Years later during her decline when living with Joan, Tom, or David she was asked what was her greatest reward and achievement in life. Invariably she would reply by saying it was raising four loving and successful children. Her wise counsel, capacity to love deeply, and her urging of her children to be successful resulted in their four bachelor’s degrees and four advanced degrees. Her lifelong frugality and penchant for saving made paying for these educational efforts possible.
Her drive for education and improved understanding of her world passed through to the grandchildren as well. Of this she was extremely proud. She rarely seemed saddened by having not completed college but instead continued to read and learn on her own. Adele deftly steered the vocational successes of her offspring from which she gained satisfaction.
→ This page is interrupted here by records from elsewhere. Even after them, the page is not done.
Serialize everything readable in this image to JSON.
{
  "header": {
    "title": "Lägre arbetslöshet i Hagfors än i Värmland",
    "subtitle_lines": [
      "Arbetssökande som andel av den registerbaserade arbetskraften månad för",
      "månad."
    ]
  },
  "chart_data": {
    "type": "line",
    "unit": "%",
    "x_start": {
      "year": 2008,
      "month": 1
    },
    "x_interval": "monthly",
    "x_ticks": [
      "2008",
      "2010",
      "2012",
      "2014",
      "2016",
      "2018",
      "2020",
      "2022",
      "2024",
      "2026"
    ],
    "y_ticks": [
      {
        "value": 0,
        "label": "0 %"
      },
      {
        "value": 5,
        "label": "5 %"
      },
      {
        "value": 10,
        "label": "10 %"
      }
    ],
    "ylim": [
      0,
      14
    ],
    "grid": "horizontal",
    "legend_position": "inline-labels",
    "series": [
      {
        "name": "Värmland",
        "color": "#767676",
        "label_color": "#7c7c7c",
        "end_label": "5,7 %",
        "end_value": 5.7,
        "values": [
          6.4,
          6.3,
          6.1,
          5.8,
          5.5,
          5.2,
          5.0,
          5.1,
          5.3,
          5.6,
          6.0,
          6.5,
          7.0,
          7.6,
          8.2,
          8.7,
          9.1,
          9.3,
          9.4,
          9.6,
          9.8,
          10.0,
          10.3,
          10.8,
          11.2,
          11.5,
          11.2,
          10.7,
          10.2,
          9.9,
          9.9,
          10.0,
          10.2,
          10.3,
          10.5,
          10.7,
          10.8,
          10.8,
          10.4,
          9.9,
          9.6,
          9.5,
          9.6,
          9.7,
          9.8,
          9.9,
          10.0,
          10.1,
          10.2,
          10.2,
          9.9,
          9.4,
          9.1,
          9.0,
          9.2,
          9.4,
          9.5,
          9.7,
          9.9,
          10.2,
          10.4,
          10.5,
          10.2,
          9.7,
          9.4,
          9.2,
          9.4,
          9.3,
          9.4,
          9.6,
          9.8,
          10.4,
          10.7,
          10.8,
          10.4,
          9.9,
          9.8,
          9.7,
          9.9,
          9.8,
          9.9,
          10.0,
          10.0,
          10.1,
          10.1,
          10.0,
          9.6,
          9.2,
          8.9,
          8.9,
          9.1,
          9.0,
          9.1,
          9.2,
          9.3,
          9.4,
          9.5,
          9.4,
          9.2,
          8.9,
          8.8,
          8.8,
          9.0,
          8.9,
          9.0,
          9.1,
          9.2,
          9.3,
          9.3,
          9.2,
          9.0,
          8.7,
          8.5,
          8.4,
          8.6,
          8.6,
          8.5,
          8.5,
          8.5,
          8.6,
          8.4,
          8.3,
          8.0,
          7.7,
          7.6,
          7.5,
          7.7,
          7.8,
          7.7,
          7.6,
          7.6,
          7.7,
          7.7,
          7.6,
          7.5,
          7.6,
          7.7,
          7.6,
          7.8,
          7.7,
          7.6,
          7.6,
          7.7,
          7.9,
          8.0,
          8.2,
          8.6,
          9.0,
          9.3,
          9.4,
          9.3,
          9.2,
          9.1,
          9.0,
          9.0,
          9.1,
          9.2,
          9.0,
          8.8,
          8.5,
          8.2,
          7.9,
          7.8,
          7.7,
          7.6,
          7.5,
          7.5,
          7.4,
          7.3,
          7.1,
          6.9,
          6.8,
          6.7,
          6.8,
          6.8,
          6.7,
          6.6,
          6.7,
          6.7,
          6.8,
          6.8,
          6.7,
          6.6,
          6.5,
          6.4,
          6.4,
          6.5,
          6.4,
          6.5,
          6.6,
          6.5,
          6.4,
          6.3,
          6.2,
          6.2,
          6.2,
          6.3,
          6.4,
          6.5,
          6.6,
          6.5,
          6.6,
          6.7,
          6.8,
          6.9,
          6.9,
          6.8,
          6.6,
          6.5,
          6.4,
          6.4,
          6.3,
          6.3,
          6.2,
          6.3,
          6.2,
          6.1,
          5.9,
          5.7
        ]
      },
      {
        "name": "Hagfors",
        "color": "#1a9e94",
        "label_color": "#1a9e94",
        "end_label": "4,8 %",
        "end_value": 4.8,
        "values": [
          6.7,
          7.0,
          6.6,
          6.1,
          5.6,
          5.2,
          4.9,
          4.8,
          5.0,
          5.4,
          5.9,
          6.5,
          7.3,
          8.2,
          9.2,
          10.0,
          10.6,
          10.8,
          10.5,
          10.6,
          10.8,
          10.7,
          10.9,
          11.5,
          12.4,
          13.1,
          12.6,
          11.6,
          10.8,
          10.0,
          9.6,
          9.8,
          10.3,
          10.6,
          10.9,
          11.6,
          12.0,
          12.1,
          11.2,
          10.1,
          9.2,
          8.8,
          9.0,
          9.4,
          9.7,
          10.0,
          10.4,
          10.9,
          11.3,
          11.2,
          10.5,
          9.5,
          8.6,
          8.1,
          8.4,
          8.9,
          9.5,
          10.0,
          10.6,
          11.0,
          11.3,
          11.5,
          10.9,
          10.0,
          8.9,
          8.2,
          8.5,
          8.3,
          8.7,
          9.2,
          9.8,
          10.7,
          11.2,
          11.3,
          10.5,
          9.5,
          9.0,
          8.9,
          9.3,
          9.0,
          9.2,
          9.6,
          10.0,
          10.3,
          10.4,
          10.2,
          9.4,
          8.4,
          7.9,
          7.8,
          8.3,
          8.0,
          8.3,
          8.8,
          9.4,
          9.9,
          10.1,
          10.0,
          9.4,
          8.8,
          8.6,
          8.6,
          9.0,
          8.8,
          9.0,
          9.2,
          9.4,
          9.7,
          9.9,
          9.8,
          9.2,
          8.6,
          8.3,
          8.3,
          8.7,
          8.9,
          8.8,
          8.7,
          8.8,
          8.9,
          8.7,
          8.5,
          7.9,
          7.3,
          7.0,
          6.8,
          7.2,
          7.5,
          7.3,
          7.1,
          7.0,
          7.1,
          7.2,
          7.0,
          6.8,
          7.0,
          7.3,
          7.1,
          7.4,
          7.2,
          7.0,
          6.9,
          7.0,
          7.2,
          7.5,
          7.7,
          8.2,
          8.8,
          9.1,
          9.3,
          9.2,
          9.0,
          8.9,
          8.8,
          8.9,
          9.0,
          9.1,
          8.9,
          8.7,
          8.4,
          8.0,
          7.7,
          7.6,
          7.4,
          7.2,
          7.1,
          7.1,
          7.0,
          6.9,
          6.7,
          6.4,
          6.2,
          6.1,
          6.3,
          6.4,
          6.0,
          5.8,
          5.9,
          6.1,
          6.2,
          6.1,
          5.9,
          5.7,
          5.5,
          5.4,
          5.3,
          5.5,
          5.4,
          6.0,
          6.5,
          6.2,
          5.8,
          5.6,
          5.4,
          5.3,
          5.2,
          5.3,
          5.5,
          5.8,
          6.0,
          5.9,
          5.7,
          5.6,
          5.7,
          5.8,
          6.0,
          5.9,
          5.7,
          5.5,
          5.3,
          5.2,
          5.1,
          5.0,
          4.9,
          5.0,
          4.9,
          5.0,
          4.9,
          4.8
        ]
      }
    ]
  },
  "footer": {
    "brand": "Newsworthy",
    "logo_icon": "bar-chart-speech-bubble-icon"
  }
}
Those final years living with her children provided a wonderful time for summing up of her life and imparting final valuable messages to her children. It was clear she was at peace with herself and with her world. She continued to be a private person and to keep her own counsel. But when asked, she would always offer sound advice. Her children agree wholeheartedly that a better mother must never have existed.
Several days before her death, she was sitting and enjoying Joan and Joan’s husband, Eldon. In a picture taken of the three of them, Adele appears dressed in a flowered blouse and red sweater, is nicely coiffed, and wears a huge, almost beatific smile. It may have been that she at the time was flirting with Eldon whom she dearly loved and who has had that effect on many others. Alternatively, it may have been Adele was simply demonstrating her strong sense of satisfaction for her life, a life well lived. Her children like to think the latter is the truer explanation. Adele Catherine Hutton died peacefully soon after in her bed November 23, 2016.
We celebrate her life. Adele Hutton was well loved and shall be dearly missed. She is now with her Lord. She also lives on in the hearts and memories of those who loved her so dearly.